Although known methods for timing recovery in OFDM systems are adequate and beneficial in many situations, they present several shortcomings. In a method proposed by Jan-Jaap van de Beek et al., “ML Estimation of Time and Frequency Offset In OFDM Systems”, IEEE Transactions on Signal Processing, vol. 45, no. 7, July 1997 (hereinafter “Jan-Jaap van de Beek”), the cyclic extension is used to identify the best sampling position. FIG. 1 is a conceptual illustration of the Jan-Jaap van de Beek method of timing recovery. As shown, the method combines consecutive correlation values together or the length of the cyclic extension.
Unfortunately, this method is optimized and well suited for a single-ray channel. As a consequence, in a multipath-fading channel, the sampling position picked by this method may not be free of ISI and it can waver depending on which of the multipath rays is the strongest at a particular time. In a multipath-fading channel, these shortcomings detract from one of the purposes behind OFDM, which is to reduce the effects of multipath fading.

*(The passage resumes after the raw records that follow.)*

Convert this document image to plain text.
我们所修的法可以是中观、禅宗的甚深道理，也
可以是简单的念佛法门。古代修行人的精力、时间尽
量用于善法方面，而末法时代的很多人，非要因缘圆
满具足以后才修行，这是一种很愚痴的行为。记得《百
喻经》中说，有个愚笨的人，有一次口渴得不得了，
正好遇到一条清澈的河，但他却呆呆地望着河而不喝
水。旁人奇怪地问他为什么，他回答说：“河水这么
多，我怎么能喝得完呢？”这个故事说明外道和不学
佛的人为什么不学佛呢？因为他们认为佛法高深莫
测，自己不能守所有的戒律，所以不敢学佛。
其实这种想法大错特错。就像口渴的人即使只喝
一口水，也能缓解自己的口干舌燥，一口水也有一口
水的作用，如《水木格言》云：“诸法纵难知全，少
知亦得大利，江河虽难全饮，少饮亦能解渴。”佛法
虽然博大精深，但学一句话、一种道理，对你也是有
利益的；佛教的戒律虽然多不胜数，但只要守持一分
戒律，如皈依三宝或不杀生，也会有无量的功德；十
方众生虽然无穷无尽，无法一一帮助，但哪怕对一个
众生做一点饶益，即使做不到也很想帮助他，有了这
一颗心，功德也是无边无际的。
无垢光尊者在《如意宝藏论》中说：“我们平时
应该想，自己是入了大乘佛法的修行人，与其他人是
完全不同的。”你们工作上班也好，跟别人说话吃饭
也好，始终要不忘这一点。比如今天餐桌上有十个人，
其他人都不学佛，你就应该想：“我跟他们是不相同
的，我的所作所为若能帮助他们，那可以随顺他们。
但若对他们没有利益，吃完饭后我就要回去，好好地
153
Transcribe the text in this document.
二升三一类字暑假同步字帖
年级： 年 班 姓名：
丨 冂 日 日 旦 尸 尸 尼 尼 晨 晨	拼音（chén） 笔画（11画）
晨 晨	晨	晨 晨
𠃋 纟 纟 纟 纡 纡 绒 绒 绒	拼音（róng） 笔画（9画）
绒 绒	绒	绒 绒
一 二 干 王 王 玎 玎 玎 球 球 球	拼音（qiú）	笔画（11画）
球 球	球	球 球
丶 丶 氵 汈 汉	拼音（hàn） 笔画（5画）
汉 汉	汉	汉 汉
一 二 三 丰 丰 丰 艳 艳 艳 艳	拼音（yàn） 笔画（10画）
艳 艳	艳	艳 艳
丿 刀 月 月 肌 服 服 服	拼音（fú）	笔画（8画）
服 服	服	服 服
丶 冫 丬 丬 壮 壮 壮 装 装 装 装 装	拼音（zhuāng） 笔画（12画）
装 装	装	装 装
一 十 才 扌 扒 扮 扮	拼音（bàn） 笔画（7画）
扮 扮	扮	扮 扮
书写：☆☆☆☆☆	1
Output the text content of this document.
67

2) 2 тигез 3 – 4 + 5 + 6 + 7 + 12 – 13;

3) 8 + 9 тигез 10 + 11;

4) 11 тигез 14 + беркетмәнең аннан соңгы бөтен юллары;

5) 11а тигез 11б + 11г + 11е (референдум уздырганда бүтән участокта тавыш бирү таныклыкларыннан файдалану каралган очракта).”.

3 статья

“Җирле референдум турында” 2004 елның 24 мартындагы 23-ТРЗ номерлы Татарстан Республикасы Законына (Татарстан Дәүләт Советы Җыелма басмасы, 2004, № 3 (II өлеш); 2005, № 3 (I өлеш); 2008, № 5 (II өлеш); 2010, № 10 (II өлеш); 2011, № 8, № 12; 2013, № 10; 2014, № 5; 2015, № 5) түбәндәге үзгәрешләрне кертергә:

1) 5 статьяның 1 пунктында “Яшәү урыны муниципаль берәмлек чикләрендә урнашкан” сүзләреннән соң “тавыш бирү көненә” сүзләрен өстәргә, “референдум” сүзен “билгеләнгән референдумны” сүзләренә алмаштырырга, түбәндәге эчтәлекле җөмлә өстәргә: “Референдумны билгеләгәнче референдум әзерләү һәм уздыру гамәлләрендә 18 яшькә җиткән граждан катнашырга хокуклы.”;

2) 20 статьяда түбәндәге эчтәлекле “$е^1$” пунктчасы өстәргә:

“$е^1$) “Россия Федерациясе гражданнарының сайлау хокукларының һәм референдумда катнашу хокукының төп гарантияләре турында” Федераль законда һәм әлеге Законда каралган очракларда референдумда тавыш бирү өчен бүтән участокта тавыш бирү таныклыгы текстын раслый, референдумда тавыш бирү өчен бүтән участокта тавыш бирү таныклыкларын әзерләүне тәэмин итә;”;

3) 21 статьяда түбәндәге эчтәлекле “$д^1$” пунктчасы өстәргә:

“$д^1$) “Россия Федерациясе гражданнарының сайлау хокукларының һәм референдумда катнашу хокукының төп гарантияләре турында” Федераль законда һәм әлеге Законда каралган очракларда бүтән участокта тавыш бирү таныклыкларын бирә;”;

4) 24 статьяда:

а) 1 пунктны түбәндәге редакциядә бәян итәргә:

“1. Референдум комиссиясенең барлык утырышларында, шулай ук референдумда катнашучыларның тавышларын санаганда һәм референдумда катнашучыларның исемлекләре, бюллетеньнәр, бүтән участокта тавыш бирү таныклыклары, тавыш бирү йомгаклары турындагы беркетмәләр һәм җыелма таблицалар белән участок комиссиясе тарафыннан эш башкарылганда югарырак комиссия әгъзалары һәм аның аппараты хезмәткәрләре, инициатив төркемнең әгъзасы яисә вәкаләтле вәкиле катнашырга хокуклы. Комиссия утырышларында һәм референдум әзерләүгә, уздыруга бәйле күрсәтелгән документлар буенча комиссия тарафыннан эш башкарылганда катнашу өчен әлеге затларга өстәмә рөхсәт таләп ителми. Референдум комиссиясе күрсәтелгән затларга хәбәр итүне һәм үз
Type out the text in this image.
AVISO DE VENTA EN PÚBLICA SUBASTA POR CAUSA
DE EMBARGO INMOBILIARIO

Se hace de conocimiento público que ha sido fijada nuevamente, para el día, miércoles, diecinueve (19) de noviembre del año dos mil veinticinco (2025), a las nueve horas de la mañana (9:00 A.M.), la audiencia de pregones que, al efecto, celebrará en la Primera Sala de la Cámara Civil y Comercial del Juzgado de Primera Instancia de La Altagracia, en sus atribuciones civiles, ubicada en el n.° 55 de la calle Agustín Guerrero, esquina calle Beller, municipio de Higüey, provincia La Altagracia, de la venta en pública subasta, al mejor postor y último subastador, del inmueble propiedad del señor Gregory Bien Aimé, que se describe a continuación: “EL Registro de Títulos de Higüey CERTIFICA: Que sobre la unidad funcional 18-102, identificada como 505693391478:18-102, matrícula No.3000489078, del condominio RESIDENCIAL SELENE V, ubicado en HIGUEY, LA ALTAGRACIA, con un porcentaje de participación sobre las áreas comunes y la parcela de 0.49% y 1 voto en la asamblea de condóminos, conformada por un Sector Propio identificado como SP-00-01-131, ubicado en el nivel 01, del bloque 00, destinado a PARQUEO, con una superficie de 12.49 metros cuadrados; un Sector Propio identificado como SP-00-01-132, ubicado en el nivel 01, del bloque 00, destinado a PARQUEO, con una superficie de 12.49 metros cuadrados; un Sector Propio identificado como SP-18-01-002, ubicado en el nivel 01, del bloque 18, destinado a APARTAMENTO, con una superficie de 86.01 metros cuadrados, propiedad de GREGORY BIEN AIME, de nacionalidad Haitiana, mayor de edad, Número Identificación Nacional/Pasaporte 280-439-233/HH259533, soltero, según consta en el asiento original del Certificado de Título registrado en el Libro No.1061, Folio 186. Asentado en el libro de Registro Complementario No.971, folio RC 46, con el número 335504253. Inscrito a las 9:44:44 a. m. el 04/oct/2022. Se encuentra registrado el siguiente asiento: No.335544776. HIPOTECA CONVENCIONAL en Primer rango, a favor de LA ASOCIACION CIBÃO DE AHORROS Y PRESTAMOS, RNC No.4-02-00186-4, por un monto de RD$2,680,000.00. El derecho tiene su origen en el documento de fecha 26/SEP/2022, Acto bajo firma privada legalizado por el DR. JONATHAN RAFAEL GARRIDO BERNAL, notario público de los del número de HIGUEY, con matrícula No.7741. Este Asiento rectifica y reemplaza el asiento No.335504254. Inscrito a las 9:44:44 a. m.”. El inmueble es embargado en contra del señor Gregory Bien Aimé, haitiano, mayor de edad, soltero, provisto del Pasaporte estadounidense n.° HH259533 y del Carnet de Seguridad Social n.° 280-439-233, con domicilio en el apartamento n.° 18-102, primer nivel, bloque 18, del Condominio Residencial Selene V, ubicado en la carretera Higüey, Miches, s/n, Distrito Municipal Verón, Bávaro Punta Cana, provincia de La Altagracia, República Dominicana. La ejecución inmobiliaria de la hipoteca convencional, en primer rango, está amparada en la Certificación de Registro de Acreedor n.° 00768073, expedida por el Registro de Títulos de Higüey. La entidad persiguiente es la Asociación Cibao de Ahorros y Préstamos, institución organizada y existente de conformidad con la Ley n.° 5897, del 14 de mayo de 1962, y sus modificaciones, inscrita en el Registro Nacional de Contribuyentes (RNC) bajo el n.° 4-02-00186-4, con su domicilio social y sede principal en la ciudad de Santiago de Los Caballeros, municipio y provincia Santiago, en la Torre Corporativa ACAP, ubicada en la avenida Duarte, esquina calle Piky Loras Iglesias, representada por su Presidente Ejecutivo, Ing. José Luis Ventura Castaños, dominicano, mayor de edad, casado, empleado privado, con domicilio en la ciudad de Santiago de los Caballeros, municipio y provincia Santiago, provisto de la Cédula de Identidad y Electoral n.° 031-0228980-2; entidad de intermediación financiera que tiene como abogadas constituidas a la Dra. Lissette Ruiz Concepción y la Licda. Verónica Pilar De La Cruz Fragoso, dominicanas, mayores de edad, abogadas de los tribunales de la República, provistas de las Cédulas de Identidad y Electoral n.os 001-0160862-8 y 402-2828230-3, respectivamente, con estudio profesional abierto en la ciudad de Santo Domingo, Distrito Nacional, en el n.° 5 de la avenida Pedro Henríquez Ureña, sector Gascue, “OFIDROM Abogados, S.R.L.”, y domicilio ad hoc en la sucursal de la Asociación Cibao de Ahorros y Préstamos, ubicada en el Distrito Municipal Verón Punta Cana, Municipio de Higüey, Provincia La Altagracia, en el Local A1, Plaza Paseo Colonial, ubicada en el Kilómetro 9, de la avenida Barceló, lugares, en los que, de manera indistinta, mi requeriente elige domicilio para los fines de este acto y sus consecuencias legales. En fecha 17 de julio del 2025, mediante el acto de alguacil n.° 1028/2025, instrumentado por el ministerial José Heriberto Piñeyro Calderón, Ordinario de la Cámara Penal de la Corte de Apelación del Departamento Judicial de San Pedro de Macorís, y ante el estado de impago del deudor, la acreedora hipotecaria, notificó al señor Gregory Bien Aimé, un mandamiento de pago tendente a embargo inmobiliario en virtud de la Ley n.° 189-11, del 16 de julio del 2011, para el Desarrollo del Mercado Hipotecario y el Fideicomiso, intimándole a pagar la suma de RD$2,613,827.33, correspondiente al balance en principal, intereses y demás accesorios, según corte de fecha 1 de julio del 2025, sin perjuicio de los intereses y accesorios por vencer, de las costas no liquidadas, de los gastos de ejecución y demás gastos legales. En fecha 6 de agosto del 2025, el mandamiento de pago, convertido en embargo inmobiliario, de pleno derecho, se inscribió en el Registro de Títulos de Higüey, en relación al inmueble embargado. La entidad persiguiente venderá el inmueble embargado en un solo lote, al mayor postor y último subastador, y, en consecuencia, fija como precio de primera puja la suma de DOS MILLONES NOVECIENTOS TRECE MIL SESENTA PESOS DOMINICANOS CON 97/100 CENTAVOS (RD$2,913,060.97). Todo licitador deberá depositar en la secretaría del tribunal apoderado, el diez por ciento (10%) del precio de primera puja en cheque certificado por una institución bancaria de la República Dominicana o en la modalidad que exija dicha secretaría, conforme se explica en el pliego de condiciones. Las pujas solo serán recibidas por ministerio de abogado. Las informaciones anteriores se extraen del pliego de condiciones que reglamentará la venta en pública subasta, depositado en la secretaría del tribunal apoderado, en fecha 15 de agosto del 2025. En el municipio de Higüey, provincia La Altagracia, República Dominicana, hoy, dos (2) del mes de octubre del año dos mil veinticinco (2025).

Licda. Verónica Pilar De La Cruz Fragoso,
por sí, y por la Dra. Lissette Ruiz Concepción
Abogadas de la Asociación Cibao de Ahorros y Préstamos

In another method proposed by T. M. Schmidl et al., “Low-Overhead, Low-Complexity [Burst] Synchronization for OFDM”, Proceedings of ICC 1996, vol. 3, pp. 1301-1306 (hereinafter “Schmidl”), a special training symbol is used to estimate a sampling position. A disadvantage of this method is that the sampling position picked by this method can jump about within a set of valid positions, leading to jitter in the timing estimates. The jitter makes it difficult to use averaging, e.g., a phase locked loop (PLL), to obtain a steady sampling position. Another disadvantage with this method is that the timing estimate is based on the training symbol alone and there is no averaging over the fading process. This creates problems in a fast fading scenario where the instantaneous delay profile at the training symbol could be significantly different from the actual channel power delay profile.
Further, the above mentioned methods are not necessarily intended to provide an estimate of the delay-spread in the channel.
Accordingly, there is a need for an improved method of timing recovery and delay-spread estimation in communication systems employing cyclic extensions.